Rassil (she/her/hers) is a Research, Evaluation, and Learning (REL) consultant based between Chapel Hill, North Carolina and Beirut, Lebanon. Her work in Lebanon focused on building evidence on gender-based violence (GBV) programming through REL at Abaad, a humanitarian organization that provides gender-based violence prevention and response services to refugee, migrant, and host-community residents of Lebanon. At Abaad, she led Lebanon's first service-based research on GBV and mental health for Syrian refugee and Lebanese women with GW's Global Women's Institute and conducted evaluations and learning efforts for Abaad's 3 largest programs.

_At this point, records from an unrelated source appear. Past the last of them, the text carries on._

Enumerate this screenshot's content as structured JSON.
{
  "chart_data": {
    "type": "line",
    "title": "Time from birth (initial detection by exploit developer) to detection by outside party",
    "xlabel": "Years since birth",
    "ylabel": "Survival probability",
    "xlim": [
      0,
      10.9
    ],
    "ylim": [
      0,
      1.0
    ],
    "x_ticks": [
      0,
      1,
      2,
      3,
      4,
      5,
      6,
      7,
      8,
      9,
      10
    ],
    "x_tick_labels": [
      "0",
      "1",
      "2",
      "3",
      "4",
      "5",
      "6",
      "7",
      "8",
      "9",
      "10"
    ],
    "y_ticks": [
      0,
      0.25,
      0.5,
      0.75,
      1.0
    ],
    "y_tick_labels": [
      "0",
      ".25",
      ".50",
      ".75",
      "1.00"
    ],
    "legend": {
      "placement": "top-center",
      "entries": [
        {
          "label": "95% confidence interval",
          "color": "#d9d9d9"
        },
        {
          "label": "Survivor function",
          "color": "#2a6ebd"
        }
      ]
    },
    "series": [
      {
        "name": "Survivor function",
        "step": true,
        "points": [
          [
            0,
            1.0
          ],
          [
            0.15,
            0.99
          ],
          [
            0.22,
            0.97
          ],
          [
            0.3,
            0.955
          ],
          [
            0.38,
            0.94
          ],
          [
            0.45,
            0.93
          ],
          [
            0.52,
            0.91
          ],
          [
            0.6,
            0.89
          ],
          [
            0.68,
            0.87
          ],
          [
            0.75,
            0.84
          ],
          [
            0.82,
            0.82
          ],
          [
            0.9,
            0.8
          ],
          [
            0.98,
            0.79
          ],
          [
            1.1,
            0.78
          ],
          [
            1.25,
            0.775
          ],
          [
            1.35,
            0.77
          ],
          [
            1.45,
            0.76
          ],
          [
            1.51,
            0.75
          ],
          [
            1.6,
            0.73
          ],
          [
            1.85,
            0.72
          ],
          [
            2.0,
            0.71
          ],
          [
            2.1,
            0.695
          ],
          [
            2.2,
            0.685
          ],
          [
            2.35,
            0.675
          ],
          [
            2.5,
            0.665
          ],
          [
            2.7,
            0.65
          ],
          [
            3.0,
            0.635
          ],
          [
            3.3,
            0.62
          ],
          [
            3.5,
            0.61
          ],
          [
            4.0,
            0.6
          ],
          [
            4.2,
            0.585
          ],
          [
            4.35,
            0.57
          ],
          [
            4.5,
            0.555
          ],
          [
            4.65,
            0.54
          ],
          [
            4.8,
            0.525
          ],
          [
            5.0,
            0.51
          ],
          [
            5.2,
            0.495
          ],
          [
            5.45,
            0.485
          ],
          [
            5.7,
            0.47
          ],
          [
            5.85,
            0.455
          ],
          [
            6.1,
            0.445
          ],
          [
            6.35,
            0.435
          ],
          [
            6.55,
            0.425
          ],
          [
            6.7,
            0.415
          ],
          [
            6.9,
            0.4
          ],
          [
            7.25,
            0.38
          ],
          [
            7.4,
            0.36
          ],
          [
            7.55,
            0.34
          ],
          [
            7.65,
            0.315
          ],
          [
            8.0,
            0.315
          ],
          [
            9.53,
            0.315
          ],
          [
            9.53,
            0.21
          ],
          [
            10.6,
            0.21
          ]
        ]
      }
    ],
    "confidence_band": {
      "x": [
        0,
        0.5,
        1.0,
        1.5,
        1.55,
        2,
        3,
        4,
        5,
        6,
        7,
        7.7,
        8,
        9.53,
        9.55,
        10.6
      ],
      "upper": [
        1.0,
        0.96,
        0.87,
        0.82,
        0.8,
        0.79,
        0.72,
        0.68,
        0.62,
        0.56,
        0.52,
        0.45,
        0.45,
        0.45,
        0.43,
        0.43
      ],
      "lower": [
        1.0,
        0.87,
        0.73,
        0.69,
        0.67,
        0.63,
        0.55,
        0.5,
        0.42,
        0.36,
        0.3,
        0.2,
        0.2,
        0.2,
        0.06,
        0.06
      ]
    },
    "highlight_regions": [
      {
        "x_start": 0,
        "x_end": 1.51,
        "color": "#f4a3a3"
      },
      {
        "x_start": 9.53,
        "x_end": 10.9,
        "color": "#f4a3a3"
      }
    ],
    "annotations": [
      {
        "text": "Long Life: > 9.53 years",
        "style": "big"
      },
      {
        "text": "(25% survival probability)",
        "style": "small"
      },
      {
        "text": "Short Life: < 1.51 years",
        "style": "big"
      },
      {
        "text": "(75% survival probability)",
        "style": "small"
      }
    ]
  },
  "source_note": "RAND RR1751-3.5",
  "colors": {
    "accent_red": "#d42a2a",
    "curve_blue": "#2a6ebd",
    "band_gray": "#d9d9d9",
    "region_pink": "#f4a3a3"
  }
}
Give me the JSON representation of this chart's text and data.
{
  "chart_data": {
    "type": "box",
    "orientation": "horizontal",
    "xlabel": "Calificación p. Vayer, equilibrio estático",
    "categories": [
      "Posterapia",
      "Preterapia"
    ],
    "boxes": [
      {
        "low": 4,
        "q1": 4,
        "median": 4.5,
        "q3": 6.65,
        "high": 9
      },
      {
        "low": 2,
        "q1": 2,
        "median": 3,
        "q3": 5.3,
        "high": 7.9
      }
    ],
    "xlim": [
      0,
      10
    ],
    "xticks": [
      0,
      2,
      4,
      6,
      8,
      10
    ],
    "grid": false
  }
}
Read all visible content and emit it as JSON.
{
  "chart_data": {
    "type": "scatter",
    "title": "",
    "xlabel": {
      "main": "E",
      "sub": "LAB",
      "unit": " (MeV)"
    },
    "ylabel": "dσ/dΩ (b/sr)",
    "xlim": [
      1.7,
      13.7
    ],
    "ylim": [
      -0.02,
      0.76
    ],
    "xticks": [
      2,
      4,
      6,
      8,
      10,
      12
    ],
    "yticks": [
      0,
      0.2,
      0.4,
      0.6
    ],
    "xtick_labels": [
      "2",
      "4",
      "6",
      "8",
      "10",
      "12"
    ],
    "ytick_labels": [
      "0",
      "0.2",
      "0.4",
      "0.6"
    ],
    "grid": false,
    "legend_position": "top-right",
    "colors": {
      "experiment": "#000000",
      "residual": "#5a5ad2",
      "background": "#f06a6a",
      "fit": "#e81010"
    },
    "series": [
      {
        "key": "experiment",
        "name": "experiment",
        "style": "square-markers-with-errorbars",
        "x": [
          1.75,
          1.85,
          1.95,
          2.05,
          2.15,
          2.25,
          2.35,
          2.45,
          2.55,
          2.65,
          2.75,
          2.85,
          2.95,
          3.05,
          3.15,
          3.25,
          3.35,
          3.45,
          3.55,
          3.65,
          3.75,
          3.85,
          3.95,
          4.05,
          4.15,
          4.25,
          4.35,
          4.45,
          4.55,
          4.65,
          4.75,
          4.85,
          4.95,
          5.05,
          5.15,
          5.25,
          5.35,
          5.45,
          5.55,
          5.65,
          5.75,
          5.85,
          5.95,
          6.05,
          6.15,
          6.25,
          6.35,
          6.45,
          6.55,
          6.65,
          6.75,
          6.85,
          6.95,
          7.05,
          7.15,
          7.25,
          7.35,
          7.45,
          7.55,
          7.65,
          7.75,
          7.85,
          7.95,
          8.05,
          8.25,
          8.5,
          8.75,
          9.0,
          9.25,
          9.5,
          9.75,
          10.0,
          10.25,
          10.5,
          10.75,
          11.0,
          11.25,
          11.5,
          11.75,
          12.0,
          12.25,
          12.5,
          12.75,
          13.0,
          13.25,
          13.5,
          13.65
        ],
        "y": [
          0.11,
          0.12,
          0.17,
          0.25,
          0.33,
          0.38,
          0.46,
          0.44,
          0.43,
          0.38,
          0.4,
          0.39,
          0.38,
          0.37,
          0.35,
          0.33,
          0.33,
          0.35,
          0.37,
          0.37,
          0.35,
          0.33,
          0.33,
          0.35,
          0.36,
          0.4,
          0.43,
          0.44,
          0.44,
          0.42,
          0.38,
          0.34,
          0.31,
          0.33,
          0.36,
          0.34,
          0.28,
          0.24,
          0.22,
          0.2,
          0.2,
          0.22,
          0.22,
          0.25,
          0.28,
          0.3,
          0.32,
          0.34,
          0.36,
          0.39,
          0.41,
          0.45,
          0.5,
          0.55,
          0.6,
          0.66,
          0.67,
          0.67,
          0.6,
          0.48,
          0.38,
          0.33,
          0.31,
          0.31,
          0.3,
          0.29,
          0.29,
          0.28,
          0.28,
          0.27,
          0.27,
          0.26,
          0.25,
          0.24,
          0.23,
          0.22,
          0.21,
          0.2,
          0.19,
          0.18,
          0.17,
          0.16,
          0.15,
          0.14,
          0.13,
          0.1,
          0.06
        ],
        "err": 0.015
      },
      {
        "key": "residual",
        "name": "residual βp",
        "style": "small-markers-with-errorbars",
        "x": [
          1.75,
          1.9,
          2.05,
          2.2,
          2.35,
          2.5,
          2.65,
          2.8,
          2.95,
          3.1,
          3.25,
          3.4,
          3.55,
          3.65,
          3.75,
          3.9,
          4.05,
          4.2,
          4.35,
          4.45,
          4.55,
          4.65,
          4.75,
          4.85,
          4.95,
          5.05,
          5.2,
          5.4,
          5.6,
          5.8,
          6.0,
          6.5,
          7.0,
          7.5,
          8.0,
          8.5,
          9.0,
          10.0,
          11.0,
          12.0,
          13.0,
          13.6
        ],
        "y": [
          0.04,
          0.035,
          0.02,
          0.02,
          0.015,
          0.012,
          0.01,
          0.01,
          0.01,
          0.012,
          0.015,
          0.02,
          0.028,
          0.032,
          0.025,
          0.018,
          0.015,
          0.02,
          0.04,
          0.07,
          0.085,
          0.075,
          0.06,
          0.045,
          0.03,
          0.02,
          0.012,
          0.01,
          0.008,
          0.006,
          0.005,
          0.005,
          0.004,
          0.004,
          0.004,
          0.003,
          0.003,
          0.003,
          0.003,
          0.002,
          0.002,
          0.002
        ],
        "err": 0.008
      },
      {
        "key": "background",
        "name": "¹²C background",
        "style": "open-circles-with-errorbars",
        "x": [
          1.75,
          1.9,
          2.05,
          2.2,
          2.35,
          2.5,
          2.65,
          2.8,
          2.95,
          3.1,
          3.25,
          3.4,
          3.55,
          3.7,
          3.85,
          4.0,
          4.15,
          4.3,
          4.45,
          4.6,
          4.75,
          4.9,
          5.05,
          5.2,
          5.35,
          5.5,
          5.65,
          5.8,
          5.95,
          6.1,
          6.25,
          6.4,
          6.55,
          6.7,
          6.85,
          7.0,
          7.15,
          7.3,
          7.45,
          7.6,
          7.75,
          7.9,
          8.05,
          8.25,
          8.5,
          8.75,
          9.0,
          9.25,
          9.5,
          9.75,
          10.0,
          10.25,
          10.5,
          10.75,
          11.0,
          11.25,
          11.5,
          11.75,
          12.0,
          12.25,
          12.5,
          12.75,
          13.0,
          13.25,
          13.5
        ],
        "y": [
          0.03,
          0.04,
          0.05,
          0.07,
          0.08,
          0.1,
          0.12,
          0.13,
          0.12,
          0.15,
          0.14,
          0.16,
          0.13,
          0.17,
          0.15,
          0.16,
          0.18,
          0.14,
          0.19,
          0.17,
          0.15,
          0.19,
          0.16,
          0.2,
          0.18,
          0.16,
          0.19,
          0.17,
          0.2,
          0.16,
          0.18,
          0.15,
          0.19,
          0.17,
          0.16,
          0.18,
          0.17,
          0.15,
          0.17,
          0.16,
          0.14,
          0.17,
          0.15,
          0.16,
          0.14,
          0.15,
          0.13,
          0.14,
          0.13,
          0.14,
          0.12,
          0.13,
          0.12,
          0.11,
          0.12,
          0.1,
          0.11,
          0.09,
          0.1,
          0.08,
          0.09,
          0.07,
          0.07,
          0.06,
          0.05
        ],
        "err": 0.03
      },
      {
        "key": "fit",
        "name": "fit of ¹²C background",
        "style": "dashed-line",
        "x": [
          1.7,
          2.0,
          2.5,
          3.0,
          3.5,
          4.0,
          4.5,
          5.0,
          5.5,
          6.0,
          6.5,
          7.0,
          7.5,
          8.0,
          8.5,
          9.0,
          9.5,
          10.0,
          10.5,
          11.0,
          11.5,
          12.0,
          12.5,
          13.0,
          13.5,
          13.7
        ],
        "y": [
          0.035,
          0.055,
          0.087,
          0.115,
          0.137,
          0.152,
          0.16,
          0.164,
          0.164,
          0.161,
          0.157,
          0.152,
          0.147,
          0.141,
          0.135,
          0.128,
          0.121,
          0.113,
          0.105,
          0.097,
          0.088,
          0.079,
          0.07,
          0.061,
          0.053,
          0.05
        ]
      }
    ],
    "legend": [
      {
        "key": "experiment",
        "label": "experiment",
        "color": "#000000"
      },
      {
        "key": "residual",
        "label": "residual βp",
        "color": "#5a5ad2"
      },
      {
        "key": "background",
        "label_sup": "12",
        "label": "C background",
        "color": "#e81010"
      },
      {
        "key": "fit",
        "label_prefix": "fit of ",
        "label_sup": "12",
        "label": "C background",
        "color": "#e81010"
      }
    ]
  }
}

She recently completed her MPH at UNC Chapel Hill's Gillings School of Global Public Health and plans to continue REL work in sexual and reproductive health (SRH). Her main career goal is to build robust evidence on SRH programming to better understand both supply and demand-side challenges in SRH service delivery.
Katherine Gambir is a gender-based violence and sexual and reproductive health professional and humanitarian researcher with over 10 years of experience in global health research management and public-private health consulting. As Senior Research Advisor at the WRC, Katherine leads robust research and evaluation initiatives on sexual violence and child marriage in humanitarian contexts. She currently leads Phase 2 of the Sexual Violence Project Against Men and Boys, building capacity of humanitarian frontline workers to prevent and respond to sexual exploitation among adolescent boys, male youth, and LGBTIQ+ youth. She is the Research Director for the Child Marriage in Humanitarian Settings Initiative, chairs the IAWG on Reproductive Health in Crises task team on male survivors of sexual violence, and is a member of the GBV AoR Community of Practice and GBV Guidelines Reference Group. She holds an MPH from Boston University School of Public Health and a BS from Hamilton College.
Dr. Sarah Treves-Kagan is a Behavioral Scientist at the U.S. Centers for Disease Control and Prevention, National Center for Injury Prevention and Control, Division of Violence Prevention. Dr. Treves-Kagan’s areas of expertise include health equity, identifying structural determinants of violence, and preventing adverse childhood experiences, sexual violence, and intimate partner violence. Dr. Treves-Kagan received her PhD in Health Behavior from the University of North Carolina at Chapel Hill; her MPH in Maternal and Child Health at the University of California at Berkeley; and her B.A. in Anthropology and Political Science at the University of Michigan in Ann Arbor.